The remaining 15% interest in Appcast that Axel Springer did not acquire remains owned by Forman and Appcast employees, Forman said, indicating that the company would be valued at $93 million had Axel Springer acquired all the shares.

Appcast funded its growth with a total of $12 million in capital raised from Baird Capital, Point Judith Capital and Silicon Valley Bank. Forman said those seed investors have now exited their investment with the sale to Axel Springer.

Although transfer of control in a startup frequently signals that the founder will not continue under the new corporate owners, Forman said he will remain president of the company.

“I’m not going anywhere,” he said.

Forman, a Meriden resident and former chairman of the Plainfield School Board, attended Colby College in Maine and began his career as a journalist with Campaigns & Elections magazine before segueing into a marketing communications firm. He later worked for Centricut, which makes nozzles and accessories for laser cutting equipment and was acquired by Hypertherm, and afterward joined AIRS, a Wilder recruitment training company, where he was CEO before the company was sold to HR giant ADP.

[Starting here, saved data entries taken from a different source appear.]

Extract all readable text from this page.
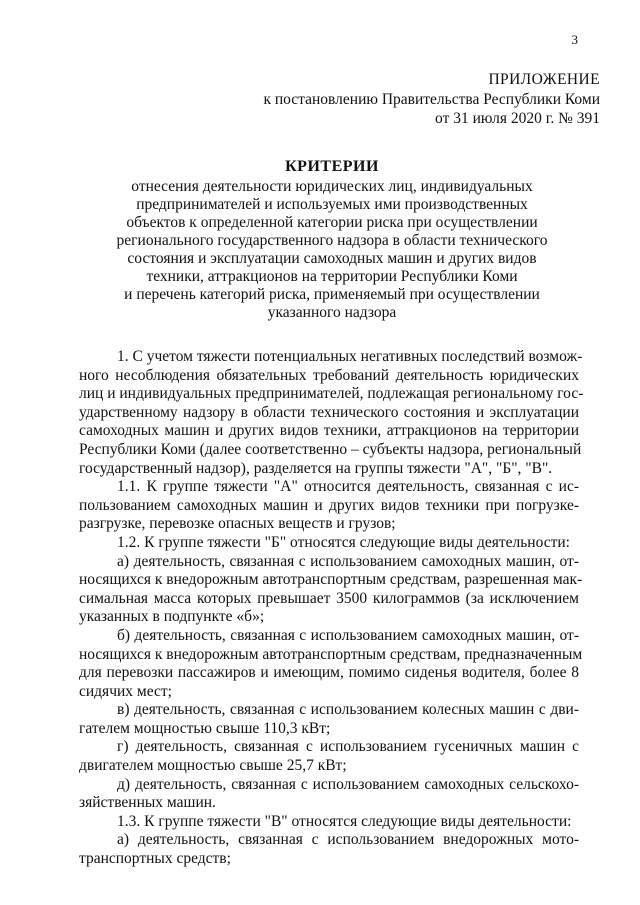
3
ПРИЛОЖЕНИЕ
к постановлению Правительства Республики Коми
от 31 июля 2020 г. № 391
КРИТЕРИИ
отнесения деятельности юридических лиц, индивидуальных
предпринимателей и используемых ими производственных
объектов к определенной категории риска при осуществлении
регионального государственного надзора в области технического
состояния и эксплуатации самоходных машин и других видов
техники, аттракционов на территории Республики Коми
и перечень категорий риска, применяемый при осуществлении
указанного надзора
1. С учетом тяжести потенциальных негативных последствий возмож-
ного несоблюдения обязательных требований деятельность юридических
лиц и индивидуальных предпринимателей, подлежащая региональному гос-
ударственному надзору в области технического состояния и эксплуатации
самоходных машин и других видов техники, аттракционов на территории
Республики Коми (далее соответственно – субъекты надзора, региональный
государственный надзор), разделяется на группы тяжести "А", "Б", "В".
1.1. К группе тяжести "А" относится деятельность, связанная с ис-
пользованием самоходных машин и других видов техники при погрузке-
разгрузке, перевозке опасных веществ и грузов;
1.2. К группе тяжести "Б" относятся следующие виды деятельности:
а) деятельность, связанная с использованием самоходных машин, от-
носящихся к внедорожным автотранспортным средствам, разрешенная мак-
симальная масса которых превышает 3500 килограммов (за исключением
указанных в подпункте «б»;
б) деятельность, связанная с использованием самоходных машин, от-
носящихся к внедорожным автотранспортным средствам, предназначенным
для перевозки пассажиров и имеющим, помимо сиденья водителя, более 8
сидячих мест;
в) деятельность, связанная с использованием колесных машин с дви-
гателем мощностью свыше 110,3 кВт;
г) деятельность, связанная с использованием гусеничных машин с
двигателем мощностью свыше 25,7 кВт;
д) деятельность, связанная с использованием самоходных сельскохо-
зяйственных машин.
1.3. К группе тяжести "В" относятся следующие виды деятельности:
а) деятельность, связанная с использованием внедорожных мото-
транспортных средств;
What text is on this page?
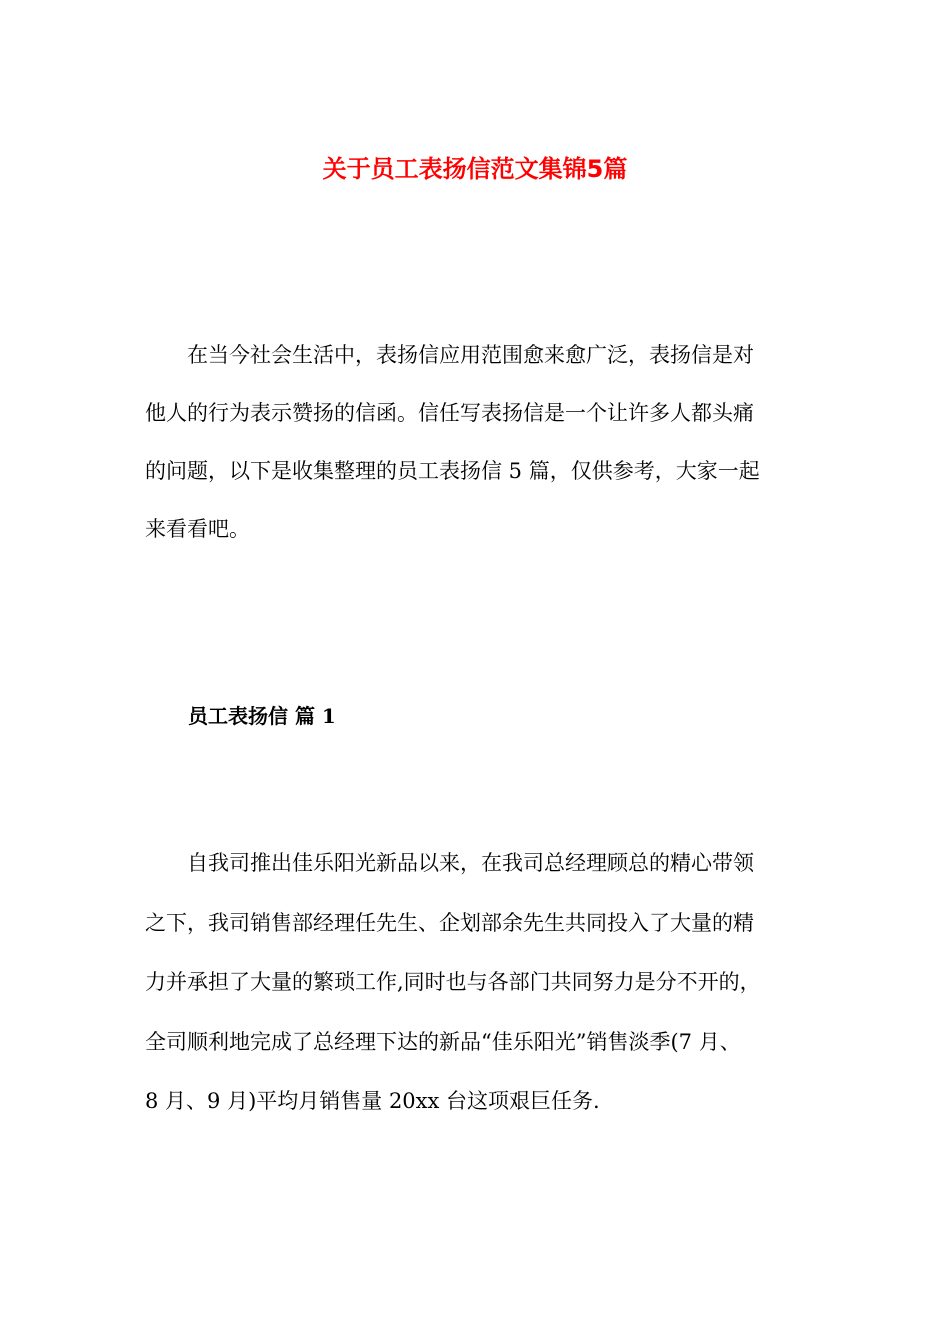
关于员工表扬信范文集锦5篇

在当今社会生活中，表扬信应用范围愈来愈广泛，表扬信是对
他人的行为表示赞扬的信函。信任写表扬信是一个让许多人都头痛
的问题，以下是收集整理的员工表扬信 5 篇，仅供参考，大家一起
来看看吧。

员工表扬信 篇 1

自我司推出佳乐阳光新品以来，在我司总经理顾总的精心带领
之下，我司销售部经理任先生、企划部余先生共同投入了大量的精
力并承担了大量的繁琐工作,同时也与各部门共同努力是分不开的，
全司顺利地完成了总经理下达的新品“佳乐阳光”销售淡季(7 月、
8 月、9 月)平均月销售量 20xx 台这项艰巨任务.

Forman moved to the Upper Valley when his wife, Dr. Angela Toms, a family physician with White River Family Physician in White River Junction, attended medical school at Dartmouth. They have four children and live on a “small family farm with cows, pigs, sheep and chickens.”

John Lippman can be reached at j lippman@vnews.com.

Corrections

Appcast says the company has driven more than 2.5 billion online job ads that generated 650 million applications for those jobs. The number of applications was incorrect in an earlier version of this story.

This story has been updated to correct the name of Axel Springer.